Why, though? What had enraptured me so? Was it just the the bizarre thrill of reading about a kingdom of the damned built around movie theaters? No, there was more; for as funny and biting as the writing was, there was also a melancholy to it. Occasional bursts of autobiographical information, coupled with the odd offhanded comment and a brief introduction about Landis' arrival to New York as a child in the late 60s, pointed to someone imminently human beneath all the snark and sensationalism. There was an aching vulnerability that was intriguing to me, a depth of compassion, insight, and wounded authenticity that was appealingly real in contrast to the irony-drenched 90s in which I'd come of age. I knew all about 42nd Street-- now I wanted to know more about Bill. 

But Bill Landis is a ghost. 


Bill died at 49 in 2008, only four years after I found the Sleazoid Book. Theoretically I could have met him- he was active on MySpace- but it's probably best I didn't. The final years of his life were unhappy ones. In the 1980s, he had laid the groundwork for the Sleazoid Express book with the original Sleazoid magazine, a trade journal of the grindhouse world that offered both serious academic critique of exploitation cinema and an anthropological analysis of 42nd Street culture when most other movie mags were concerned with BTS photos and SFX tutorials. He had been profiled in Rolling Stone and Film Comment and spoken of in the same breath as Bret Easton Ellis and Tom Wolfe as a voice of the 1980s. He had also developed a crippling drug addiction to cope with unresolved childhood trauma, an addiction that haunted him most of his life and which finally proved his undoing at the end of an extended period of bridge-burning, divorce, alienation, and a slow descent into the abyss. When Bill died, most of the memories he left behind were unpleasant ones, and in the thirteen years since, those who knew and even loved him have been content to let him sink into obscurity, his legacy buried beneath anecdotes about "Mr. Sleazoid," the irascible character Bill played in public appearances and who came to overshadow the real, hurting man under it all.

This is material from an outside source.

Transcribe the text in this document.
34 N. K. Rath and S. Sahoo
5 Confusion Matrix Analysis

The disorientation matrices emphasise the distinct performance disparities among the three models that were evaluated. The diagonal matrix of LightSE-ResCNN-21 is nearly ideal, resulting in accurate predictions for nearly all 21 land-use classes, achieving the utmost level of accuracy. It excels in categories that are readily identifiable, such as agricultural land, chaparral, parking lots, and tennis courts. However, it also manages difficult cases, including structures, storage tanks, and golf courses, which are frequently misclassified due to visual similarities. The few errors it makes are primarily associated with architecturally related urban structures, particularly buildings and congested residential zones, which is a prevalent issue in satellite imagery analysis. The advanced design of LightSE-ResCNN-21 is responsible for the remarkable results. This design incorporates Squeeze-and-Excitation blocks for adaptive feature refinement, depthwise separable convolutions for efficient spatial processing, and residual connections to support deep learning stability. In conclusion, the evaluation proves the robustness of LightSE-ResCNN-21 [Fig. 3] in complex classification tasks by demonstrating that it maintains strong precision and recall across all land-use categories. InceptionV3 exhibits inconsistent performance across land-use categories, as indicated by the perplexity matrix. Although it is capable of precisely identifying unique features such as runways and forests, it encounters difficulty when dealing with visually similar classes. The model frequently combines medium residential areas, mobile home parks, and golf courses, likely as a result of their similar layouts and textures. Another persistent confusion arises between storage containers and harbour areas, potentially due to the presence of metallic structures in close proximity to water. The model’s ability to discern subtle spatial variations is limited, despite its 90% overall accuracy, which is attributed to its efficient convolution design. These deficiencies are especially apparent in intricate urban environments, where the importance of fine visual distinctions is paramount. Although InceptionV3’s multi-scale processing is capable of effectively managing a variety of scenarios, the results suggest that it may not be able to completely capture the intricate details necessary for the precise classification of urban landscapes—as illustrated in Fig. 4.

Because there was a man there- a real, brilliant, suffering man. A man who'd graduated college at 16 as a child genius; a man who'd help cofound an entirely new school of film journalism; a man who loved his wife and daughter but who could never overcome the years of repressed pain that finally dragged him down. That's Bill Landis. That's the man I've spent the last three years chasing through the crumbling halls of old 42nd Street, as more and more of its veterans die every day and their stories are lost. Since 2018 I've been tracking down everyone who knew Bill who's willing to talk about him; the death of Times Square luminary Joel Reed at the height of COVID did a lot to rattle the Grindhouse Old Guard, and finally get folks talking who'd been reticent to share before. With LANDIS: THE STORY OF A REAL MAN ON 42nd STREET, it's my hope to make Bill no longer a ghost- to bring the man back into the light. Here, for the first time, his friends, enemies, and compatriots open up about his life and times. There are some familiar faces here- Mike Wheldon helped move Bill into his first apartment, and even got inspiration from him to create Psychotronic. Deep Red's Art Ettinger pops up, as does Mike "McBeardo" McPadden, Bill's arch-frenemy, who gave me one his final interviews before his own 2020 death. You'll read about Bill's tragic military upbringing, his improbable child genius years, his meteoric rise as the founder of Sleazoid and his descent into the porno underworld of 1980s Times Square as XXX superstar "Bobby Spector." You'll read never before seen excerpts of some of his final, unpublished work; and, as a special treat, courtesy of Fangoria Magazine, you'll even get to read a piece of Bill's classic writing, not available for almost forty years. Through it all, though, I hope you'll come to know Bill- as a writer, as an artist, as a genius, as a man. And I hope you'll come to love him too.